Als ein Ausweg hat sich das Voranstellen einer Spoiler-Warnung (oder "spoiler alert") durchgesetzt, wodurch die Offenbarung relevanter Handlungselemente angekündigt wird. Solche Spoiler-Warnungen finden sich längst in nahezu allen film- oder serienbezogenen Publikationen. Sie alle haben ihren historischen Ursprung rund um das Jahr 1980, als an mehreren Stellen die Verwendung von solchen Ankündigungen erstmals dokumentiert wurden. So sind derartige Hinweise auf der Mailinglist "SF-Lovers" in Diskussionen zum Film "Star Trek – Der Film" wiederholt ausgerufen worden. Kurz darauf waren in einer Newsgroup im Usenet wenige Tage nach der Veröffentlichung von "Star Trek II: Der Zorn des Khan" wieder mehrere Kommentare, in denen Details zur Story enthalten waren, mit einem Spoiler-Alarm ("SPOILER ALERT") versehen. Darüber hinaus hatte der Autor Spider Robinson in seinen Buchrezensionen, die er zu jener Zeit für das Magazin "Destinies: The Paperback Magazine of Science Fiction and Speculative Fact" verfasst hat, ebenfalls einen Spoiler-Alarm platziert, sobald er über das Ende einer Geschichte schrieb.

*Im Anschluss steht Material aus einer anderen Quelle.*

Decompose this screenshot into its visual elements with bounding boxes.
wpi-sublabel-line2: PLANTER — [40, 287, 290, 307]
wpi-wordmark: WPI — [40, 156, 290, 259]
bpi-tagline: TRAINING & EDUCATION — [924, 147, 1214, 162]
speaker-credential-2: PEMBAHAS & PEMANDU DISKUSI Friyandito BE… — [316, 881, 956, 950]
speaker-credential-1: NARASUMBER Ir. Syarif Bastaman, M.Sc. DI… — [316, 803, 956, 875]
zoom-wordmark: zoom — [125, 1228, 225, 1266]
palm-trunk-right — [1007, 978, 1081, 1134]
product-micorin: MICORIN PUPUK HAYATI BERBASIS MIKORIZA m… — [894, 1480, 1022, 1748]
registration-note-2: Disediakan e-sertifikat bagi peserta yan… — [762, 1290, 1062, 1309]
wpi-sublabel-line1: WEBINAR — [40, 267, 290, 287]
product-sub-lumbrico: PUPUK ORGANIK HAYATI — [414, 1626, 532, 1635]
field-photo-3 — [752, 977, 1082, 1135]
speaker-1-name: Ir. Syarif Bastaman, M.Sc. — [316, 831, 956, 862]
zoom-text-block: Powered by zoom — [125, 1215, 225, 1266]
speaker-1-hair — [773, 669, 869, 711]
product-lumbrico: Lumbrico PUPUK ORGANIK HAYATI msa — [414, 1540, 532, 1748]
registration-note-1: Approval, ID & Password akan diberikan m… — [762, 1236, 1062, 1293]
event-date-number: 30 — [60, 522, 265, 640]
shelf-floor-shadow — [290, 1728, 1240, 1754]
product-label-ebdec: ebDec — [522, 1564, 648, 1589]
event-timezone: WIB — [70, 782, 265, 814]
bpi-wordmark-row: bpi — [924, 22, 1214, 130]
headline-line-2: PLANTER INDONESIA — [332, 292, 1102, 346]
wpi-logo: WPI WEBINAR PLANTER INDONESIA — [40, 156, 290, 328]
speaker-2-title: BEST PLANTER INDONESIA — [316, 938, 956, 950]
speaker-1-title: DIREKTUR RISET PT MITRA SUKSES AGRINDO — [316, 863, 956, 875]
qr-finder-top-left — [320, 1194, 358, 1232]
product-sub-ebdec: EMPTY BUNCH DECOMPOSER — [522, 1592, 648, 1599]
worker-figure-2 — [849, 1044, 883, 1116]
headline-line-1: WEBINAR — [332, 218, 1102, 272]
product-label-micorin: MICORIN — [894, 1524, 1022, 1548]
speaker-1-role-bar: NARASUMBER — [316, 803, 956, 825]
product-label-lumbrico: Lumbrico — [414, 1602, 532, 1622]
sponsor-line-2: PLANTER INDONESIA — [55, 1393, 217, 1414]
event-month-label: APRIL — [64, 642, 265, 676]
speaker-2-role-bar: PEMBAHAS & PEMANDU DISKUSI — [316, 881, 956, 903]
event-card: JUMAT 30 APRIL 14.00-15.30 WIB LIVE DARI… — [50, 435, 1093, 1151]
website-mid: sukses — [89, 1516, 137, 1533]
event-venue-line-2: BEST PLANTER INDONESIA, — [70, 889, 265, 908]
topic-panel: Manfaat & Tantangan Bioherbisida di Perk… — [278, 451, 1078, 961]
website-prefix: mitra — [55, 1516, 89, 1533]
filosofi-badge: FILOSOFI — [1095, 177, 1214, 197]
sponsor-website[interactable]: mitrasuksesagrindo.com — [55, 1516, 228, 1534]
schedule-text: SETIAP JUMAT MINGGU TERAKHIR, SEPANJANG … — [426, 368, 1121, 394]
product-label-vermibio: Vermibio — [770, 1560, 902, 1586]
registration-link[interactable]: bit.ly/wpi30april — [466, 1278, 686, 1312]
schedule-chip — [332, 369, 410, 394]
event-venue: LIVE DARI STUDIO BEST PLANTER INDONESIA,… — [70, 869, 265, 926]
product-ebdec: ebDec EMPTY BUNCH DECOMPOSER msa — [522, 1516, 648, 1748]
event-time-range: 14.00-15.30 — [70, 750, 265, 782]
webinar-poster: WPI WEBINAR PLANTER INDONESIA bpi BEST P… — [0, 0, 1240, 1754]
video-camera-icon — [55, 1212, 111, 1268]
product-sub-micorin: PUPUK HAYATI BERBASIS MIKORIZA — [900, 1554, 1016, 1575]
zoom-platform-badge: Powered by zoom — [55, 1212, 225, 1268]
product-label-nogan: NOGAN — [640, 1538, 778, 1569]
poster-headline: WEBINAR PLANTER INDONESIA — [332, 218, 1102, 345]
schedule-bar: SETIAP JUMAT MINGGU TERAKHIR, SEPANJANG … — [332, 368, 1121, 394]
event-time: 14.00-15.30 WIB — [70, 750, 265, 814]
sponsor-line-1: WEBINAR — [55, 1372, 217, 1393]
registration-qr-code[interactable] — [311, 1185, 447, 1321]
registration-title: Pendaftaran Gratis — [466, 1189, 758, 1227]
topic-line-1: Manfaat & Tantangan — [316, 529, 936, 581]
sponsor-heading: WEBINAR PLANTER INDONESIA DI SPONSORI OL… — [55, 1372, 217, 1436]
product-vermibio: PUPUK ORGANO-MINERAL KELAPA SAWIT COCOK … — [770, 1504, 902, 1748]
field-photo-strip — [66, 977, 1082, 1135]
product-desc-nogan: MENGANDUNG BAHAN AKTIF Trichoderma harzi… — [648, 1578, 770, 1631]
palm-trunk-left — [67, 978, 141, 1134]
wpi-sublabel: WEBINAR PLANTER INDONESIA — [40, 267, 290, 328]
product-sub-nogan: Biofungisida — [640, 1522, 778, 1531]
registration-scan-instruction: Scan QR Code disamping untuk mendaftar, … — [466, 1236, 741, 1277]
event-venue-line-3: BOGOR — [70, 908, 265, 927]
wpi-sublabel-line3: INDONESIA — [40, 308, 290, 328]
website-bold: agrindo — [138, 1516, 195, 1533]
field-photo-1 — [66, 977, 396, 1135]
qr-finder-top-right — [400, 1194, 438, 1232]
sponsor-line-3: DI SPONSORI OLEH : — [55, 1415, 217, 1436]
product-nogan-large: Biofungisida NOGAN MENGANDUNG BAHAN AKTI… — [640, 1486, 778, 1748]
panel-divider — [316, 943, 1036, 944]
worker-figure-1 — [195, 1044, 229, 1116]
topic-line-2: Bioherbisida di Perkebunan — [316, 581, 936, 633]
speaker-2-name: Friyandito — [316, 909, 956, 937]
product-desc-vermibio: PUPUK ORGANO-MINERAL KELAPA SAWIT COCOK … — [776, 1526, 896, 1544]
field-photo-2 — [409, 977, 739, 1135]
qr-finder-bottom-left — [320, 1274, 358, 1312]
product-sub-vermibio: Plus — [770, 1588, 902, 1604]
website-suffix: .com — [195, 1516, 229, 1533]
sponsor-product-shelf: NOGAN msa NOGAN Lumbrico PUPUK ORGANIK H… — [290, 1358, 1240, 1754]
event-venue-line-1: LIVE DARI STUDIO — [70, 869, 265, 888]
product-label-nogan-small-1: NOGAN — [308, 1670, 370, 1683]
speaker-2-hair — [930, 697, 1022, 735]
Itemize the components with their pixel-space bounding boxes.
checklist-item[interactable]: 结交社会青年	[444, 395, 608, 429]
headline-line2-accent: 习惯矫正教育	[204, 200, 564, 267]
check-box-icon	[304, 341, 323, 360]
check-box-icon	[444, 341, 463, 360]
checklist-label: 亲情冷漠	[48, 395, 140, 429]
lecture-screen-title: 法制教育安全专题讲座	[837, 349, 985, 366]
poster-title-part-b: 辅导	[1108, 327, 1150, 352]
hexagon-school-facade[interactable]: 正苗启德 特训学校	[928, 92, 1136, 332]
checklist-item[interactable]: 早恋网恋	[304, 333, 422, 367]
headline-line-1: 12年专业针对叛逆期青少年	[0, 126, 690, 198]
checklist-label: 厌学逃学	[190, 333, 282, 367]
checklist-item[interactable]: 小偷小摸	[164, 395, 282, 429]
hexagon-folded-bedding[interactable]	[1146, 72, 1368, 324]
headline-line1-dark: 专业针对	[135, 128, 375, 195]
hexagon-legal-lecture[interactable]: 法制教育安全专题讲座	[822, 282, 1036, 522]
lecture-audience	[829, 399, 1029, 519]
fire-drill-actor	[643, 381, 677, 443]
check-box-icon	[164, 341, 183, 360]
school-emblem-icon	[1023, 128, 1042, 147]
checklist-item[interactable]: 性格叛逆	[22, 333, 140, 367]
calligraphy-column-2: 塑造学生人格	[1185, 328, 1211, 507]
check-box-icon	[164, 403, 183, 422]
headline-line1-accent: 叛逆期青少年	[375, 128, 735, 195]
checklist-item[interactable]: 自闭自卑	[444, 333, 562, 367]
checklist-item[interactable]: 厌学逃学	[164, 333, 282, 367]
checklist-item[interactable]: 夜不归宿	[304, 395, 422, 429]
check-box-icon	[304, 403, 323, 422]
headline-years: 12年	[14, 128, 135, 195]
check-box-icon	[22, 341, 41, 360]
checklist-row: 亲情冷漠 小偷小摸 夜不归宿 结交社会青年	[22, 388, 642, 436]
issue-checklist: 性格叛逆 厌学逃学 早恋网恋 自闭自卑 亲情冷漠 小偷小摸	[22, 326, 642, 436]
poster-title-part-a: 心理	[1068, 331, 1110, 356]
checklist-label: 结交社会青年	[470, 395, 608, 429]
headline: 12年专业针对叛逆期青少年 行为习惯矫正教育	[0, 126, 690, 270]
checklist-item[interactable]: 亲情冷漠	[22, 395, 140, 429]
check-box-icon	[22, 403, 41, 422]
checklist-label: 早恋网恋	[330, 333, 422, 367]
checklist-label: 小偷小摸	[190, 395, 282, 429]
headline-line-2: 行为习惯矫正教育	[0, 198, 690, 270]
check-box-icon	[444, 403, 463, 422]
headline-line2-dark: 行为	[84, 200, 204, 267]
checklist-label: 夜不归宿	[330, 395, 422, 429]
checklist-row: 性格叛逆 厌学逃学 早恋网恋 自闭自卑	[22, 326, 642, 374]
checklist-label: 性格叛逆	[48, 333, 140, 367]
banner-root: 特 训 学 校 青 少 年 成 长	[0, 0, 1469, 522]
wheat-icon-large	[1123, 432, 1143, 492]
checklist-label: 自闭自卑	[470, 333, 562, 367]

Im Grunde hat Adolf Furler mit seinem Gong unbeabsichtigt eine der ersten "Spoiler-Warnungen" im deutschen Fernsehen ausgesprochen. Ob er damals in der piefigen Kulisse schon ahnte, dass er kaum ein halbes Jahrhundert später als Trendsetter angesehen wird?

Die Partie gegen Marokko konnte die deutsche Auswahl nach der Halbzeitpause doch noch herumdrehen und 1:2 für sich entscheiden. Als Gruppen-Erster besiegte sie im Viertelfinale den amtierenden Weltmeister England. Im Halbfinale unterlag das Team schließlich in einem kraftraubenden Match ihren Gegnern aus Italien. Im sogenannten "Jahrhundertspiel". Am Ende schloss Deutschland den Wettbewerb (Achtung Spoiler!) als Dritter ab. Das Turnier in Mexiko war übrigens das erste, bei der dank des PAL-Systems das Fernsehbild einer Fußballweltmeisterschaft in Farbe ausgestrahlt wurde. Das allerdings ist eine ganz andere Telegeschichte.